The Man Boob. No, not as we know it, but as a contraption designed to be worn by a man, with the ability to simulate breast-feeding and thereby allowing fathers a relatively similar experience to mothers when feeding naturally. I understood her point but having breastfed my own son, I could see how removed from the experience the Man Boob really was and although a humorous suggestion in part, it highlighted the most poignant aspect of the Powerpoint Dilemma – should men and women share power in cycles or is it a linear affair? In other words, should we have a time and a season for skill sharing or is the evolution of our species moving towards a different kind of symbiosis altogether?

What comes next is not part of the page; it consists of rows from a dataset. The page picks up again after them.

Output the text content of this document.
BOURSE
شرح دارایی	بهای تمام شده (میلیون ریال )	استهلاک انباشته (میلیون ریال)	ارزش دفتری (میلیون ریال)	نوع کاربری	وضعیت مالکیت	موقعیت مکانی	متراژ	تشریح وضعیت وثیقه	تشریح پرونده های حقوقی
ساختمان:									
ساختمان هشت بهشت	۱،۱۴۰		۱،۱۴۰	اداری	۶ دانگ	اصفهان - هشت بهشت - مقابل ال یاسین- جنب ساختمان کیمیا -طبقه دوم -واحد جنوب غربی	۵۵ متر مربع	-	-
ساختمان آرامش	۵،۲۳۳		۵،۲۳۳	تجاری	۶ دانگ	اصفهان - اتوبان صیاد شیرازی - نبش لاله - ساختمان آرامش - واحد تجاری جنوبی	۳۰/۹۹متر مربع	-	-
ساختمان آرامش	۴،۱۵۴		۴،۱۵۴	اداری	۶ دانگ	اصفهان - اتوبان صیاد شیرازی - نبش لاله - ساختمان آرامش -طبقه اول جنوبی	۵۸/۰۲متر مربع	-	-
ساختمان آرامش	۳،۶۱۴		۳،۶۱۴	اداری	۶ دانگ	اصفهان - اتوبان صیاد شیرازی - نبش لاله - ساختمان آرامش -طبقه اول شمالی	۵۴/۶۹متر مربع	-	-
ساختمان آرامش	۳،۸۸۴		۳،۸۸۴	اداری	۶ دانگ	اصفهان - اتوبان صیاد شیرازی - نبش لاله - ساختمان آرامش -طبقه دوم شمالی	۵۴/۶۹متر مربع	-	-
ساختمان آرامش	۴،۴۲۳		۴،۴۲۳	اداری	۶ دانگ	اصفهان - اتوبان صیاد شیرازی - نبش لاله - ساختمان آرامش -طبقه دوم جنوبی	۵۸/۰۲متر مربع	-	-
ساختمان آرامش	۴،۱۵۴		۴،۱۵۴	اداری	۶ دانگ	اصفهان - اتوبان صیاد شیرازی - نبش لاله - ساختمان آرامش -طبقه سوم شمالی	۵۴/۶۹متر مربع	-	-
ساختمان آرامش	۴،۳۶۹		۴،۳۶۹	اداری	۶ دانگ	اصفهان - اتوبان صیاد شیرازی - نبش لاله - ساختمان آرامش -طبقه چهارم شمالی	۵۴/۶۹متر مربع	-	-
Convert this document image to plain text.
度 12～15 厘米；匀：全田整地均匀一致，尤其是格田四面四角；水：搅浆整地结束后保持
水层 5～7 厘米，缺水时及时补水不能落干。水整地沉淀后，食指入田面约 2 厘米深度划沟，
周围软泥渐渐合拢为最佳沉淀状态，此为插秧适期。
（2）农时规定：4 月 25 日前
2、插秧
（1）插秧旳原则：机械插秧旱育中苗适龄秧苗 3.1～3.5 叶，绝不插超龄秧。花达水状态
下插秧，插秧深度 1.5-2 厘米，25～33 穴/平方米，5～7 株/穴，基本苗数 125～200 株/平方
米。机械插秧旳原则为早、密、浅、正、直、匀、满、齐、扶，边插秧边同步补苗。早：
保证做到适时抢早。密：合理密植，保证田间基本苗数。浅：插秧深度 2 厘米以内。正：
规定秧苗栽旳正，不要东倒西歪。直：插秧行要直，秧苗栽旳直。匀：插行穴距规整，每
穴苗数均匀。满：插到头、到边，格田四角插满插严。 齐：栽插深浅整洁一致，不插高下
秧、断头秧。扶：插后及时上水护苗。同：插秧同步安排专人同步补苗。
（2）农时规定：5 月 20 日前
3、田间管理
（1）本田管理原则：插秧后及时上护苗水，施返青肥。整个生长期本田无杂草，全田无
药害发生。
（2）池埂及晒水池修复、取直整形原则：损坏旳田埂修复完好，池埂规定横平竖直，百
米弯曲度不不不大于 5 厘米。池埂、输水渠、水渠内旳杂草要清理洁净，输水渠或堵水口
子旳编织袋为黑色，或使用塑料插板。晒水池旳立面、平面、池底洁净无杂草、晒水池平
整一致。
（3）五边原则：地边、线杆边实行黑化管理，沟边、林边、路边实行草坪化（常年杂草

Billy was delighted by the proposal and even suggested that he thought it would take off as a trend. I offered to find him the Man Boob online and buy him one.
Yet, the conversation did not just focus on role swapping; many wonderful questions about the perception of gender in the family courts were asked and Billy’s charming and thought-provoking responses made the students laugh and smile in equal measure. A Phd student went on to ask about the way the courts viewed step-parents and their approach towards contact; another young man was interested in how Sweden offered some potential solutions to the gender inequalities inside the family courts and one student even offered us an anecdote about a policy in Mexico where fathers were given equal paid paternity leave to mothers and went on to use that time, not to be with the children but to go out and earn more money – a scenario that may well be rooted in poverty issues.
Before we knew it, an hour and a half had flown by and we stood, dazed, by the drinks table, chatting away with each other. Despite the serious nature of the discussion, we all spoke freely and even lightly, having explained to several students that the night before I had been to Winterwell’s Halloween Party, and had been roped in to (pun intended) being part of the immersive theatre as a matchstick girl and woman of ill repute. The irony of my plight as a Victorian female in light of the current debate was not lost on me.
Yet perhaps what struck me the most was that the ladies at the event that day appeared to represent the evolution of the Feminist Movement . These were women who wanted to incorporate men into their world of ideas and welcome them for all that they have to offer and whilst in the family courts we must deal with ‘what is’ rather than ‘what ifs’, there was a clearly displayed expression of the will to make Feminism what it has always had the power to be: a tendency towards the truth.With that brave thought in mind, we moved to close the debate and released the students back into society.
The Gender Equality Festival turned out to be a truly fun Sunday afternoon and special thanks to Yuan Yang for making both Billy and I feel so welcome; to all the students who came and made the event what it was and the beautiful buildings in Oxford, that nearly got me run over by the number 400 bus, for lingering skyward just a little longer than I should have.